Snowboarding stands out as a sport with many maneuvers varying greatly in difficultly, but novices will be pleased to find plenty of early techniques they can practice right away. First, it's important to get a good command of standing on your snowboard and driving it through the snow. You can start gliding it forward by walking with one foot behind or in front of the board. Dragging one foot behind the board slows you down, while dragging one in front propels you forward at a quick rate. To turn, simply lift your free foot in the direction you want to go.
With basic movements under your belt, you can move onto edging and skating. Edging will help you gain valuable experience balancing yourself on the board as it moves. To do it, try bending your knees and tilting the toe edge of the board, with one foot near each end. Prolonged skating may be done by starting out like the free foot in front and free foot behind moves mentioned above. The difference involves giving your snowboard enough of a push to advance, while keeping your feet on it for a long enough period of time to place both feet back on board and enjoy the glide.

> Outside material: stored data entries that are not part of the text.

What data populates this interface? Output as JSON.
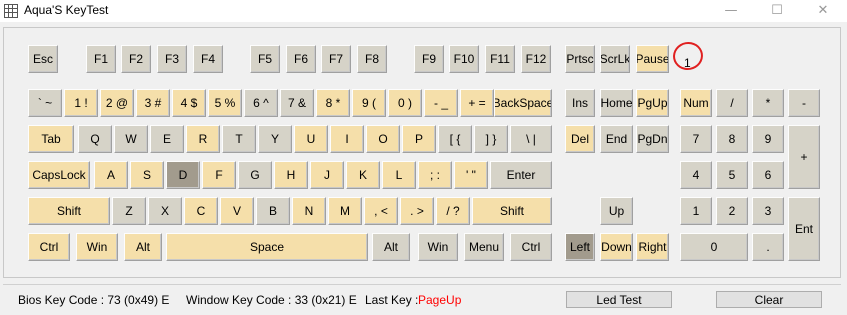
{
  "window": {
    "title": "Aqua'S KeyTest",
    "min_glyph": "—",
    "max_glyph": "☐",
    "close_glyph": "✕"
  },
  "keyboard": {
    "pressed_color": "#f5dfaa",
    "unpressed_color": "#d6d3c8",
    "current_color": "#a29b8d",
    "keys": [
      {
        "label": "Esc",
        "state": "gray"
      },
      {
        "label": "F1",
        "state": "gray"
      },
      {
        "label": "F2",
        "state": "gray"
      },
      {
        "label": "F3",
        "state": "gray"
      },
      {
        "label": "F4",
        "state": "gray"
      },
      {
        "label": "F5",
        "state": "gray"
      },
      {
        "label": "F6",
        "state": "gray"
      },
      {
        "label": "F7",
        "state": "gray"
      },
      {
        "label": "F8",
        "state": "gray"
      },
      {
        "label": "F9",
        "state": "gray"
      },
      {
        "label": "F10",
        "state": "gray"
      },
      {
        "label": "F11",
        "state": "gray"
      },
      {
        "label": "F12",
        "state": "gray"
      },
      {
        "label": "Prtsc",
        "state": "gray"
      },
      {
        "label": "ScrLk",
        "state": "gray"
      },
      {
        "label": "Pause",
        "state": "yellow"
      },
      {
        "label": "` ~",
        "state": "gray"
      },
      {
        "label": "1 !",
        "state": "yellow"
      },
      {
        "label": "2 @",
        "state": "yellow"
      },
      {
        "label": "3 #",
        "state": "yellow"
      },
      {
        "label": "4 $",
        "state": "yellow"
      },
      {
        "label": "5 %",
        "state": "yellow"
      },
      {
        "label": "6 ^",
        "state": "gray"
      },
      {
        "label": "7 &",
        "state": "gray"
      },
      {
        "label": "8 *",
        "state": "yellow"
      },
      {
        "label": "9 (",
        "state": "yellow"
      },
      {
        "label": "0 )",
        "state": "yellow"
      },
      {
        "label": "- _",
        "state": "yellow"
      },
      {
        "label": "+ =",
        "state": "yellow"
      },
      {
        "label": "BackSpace",
        "state": "yellow"
      },
      {
        "label": "Ins",
        "state": "gray"
      },
      {
        "label": "Home",
        "state": "gray"
      },
      {
        "label": "PgUp",
        "state": "yellow"
      },
      {
        "label": "Num",
        "state": "yellow"
      },
      {
        "label": "/",
        "state": "gray"
      },
      {
        "label": "*",
        "state": "gray"
      },
      {
        "label": "-",
        "state": "gray"
      },
      {
        "label": "Tab",
        "state": "yellow"
      },
      {
        "label": "Q",
        "state": "gray"
      },
      {
        "label": "W",
        "state": "gray"
      },
      {
        "label": "E",
        "state": "gray"
      },
      {
        "label": "R",
        "state": "yellow"
      },
      {
        "label": "T",
        "state": "gray"
      },
      {
        "label": "Y",
        "state": "gray"
      },
      {
        "label": "U",
        "state": "yellow"
      },
      {
        "label": "I",
        "state": "yellow"
      },
      {
        "label": "O",
        "state": "yellow"
      },
      {
        "label": "P",
        "state": "yellow"
      },
      {
        "label": "[ {",
        "state": "gray"
      },
      {
        "label": "] }",
        "state": "gray"
      },
      {
        "label": "\\ |",
        "state": "gray"
      },
      {
        "label": "Del",
        "state": "yellow"
      },
      {
        "label": "End",
        "state": "gray"
      },
      {
        "label": "PgDn",
        "state": "gray"
      },
      {
        "label": "7",
        "state": "gray"
      },
      {
        "label": "8",
        "state": "gray"
      },
      {
        "label": "9",
        "state": "gray"
      },
      {
        "label": "+",
        "state": "gray"
      },
      {
        "label": "CapsLock",
        "state": "yellow"
      },
      {
        "label": "A",
        "state": "yellow"
      },
      {
        "label": "S",
        "state": "yellow"
      },
      {
        "label": "D",
        "state": "dark"
      },
      {
        "label": "F",
        "state": "yellow"
      },
      {
        "label": "G",
        "state": "gray"
      },
      {
        "label": "H",
        "state": "yellow"
      },
      {
        "label": "J",
        "state": "yellow"
      },
      {
        "label": "K",
        "state": "yellow"
      },
      {
        "label": "L",
        "state": "yellow"
      },
      {
        "label": "; :",
        "state": "yellow"
      },
      {
        "label": "' \"",
        "state": "yellow"
      },
      {
        "label": "Enter",
        "state": "gray"
      },
      {
        "label": "4",
        "state": "gray"
      },
      {
        "label": "5",
        "state": "gray"
      },
      {
        "label": "6",
        "state": "gray"
      },
      {
        "label": "Shift",
        "state": "yellow"
      },
      {
        "label": "Z",
        "state": "gray"
      },
      {
        "label": "X",
        "state": "gray"
      },
      {
        "label": "C",
        "state": "yellow"
      },
      {
        "label": "V",
        "state": "yellow"
      },
      {
        "label": "B",
        "state": "gray"
      },
      {
        "label": "N",
        "state": "yellow"
      },
      {
        "label": "M",
        "state": "yellow"
      },
      {
        "label": ", <",
        "state": "yellow"
      },
      {
        "label": ". >",
        "state": "yellow"
      },
      {
        "label": "/ ?",
        "state": "yellow"
      },
      {
        "label": "Shift",
        "state": "yellow"
      },
      {
        "label": "Up",
        "state": "gray"
      },
      {
        "label": "1",
        "state": "gray"
      },
      {
        "label": "2",
        "state": "gray"
      },
      {
        "label": "3",
        "state": "gray"
      },
      {
        "label": "Ent",
        "state": "gray"
      },
      {
        "label": "Ctrl",
        "state": "yellow"
      },
      {
        "label": "Win",
        "state": "yellow"
      },
      {
        "label": "Alt",
        "state": "yellow"
      },
      {
        "label": "Space",
        "state": "yellow"
      },
      {
        "label": "Alt",
        "state": "gray"
      },
      {
        "label": "Win",
        "state": "gray"
      },
      {
        "label": "Menu",
        "state": "gray"
      },
      {
        "label": "Ctrl",
        "state": "gray"
      },
      {
        "label": "Left",
        "state": "dark"
      },
      {
        "label": "Down",
        "state": "yellow"
      },
      {
        "label": "Right",
        "state": "yellow"
      },
      {
        "label": "0",
        "state": "gray"
      },
      {
        "label": ".",
        "state": "gray"
      }
    ]
  },
  "annotation": {
    "mark_color": "#e02020",
    "digit": "1"
  },
  "status": {
    "bios_key_code": "Bios Key Code : 73 (0x49) E",
    "window_key_code": "Window Key Code : 33 (0x21) E",
    "last_key_label": "Last Key :",
    "last_key_value": "PageUp",
    "last_key_color": "#ff0000",
    "led_test_button": "Led Test",
    "clear_button": "Clear"
  }
}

Going down hills is one of the greatest thrills any snowboarder can experience. Beginners should start out with a safe and low slope to practice on. Walk your board to the top of the hill, and then get on and skate down, keeping your knees bent and body forward. To stop for safety reasons, you need to turn your board in an arc movement. The easiest way to do this is by pushing the toe side of the board at an angle while pressing down with your back foot to brake.
All of the moves discussed are excellent for most conditions, but snowboarding in deeper snow demands alternate techniques for success. In heavy snow, keeping control of the board becomes somewhat like dealing with a vehicle in water sports. You'll want to keep your board “floating” on top of the snow, and the most effective technique is by applying constant pressure toward the back end, while using your feet to bounce the board as it moves.
As long as this skipping motion is maintained, any of the other beginner techniques are fair game. The main threat in deep powder comes from your snowboard getting stuck in a pocket of loose or densely packed snow, kicking it up in your face or stalling the board until a wipe out occurs.
With common sense and a gradual entry into the snowboarding world, you can enjoy this fine winter activity immediately. It takes time to master the basics, but they are all crucial building blocks for more advanced strategies. Once you have them down, you'll see sensational gains come quickly.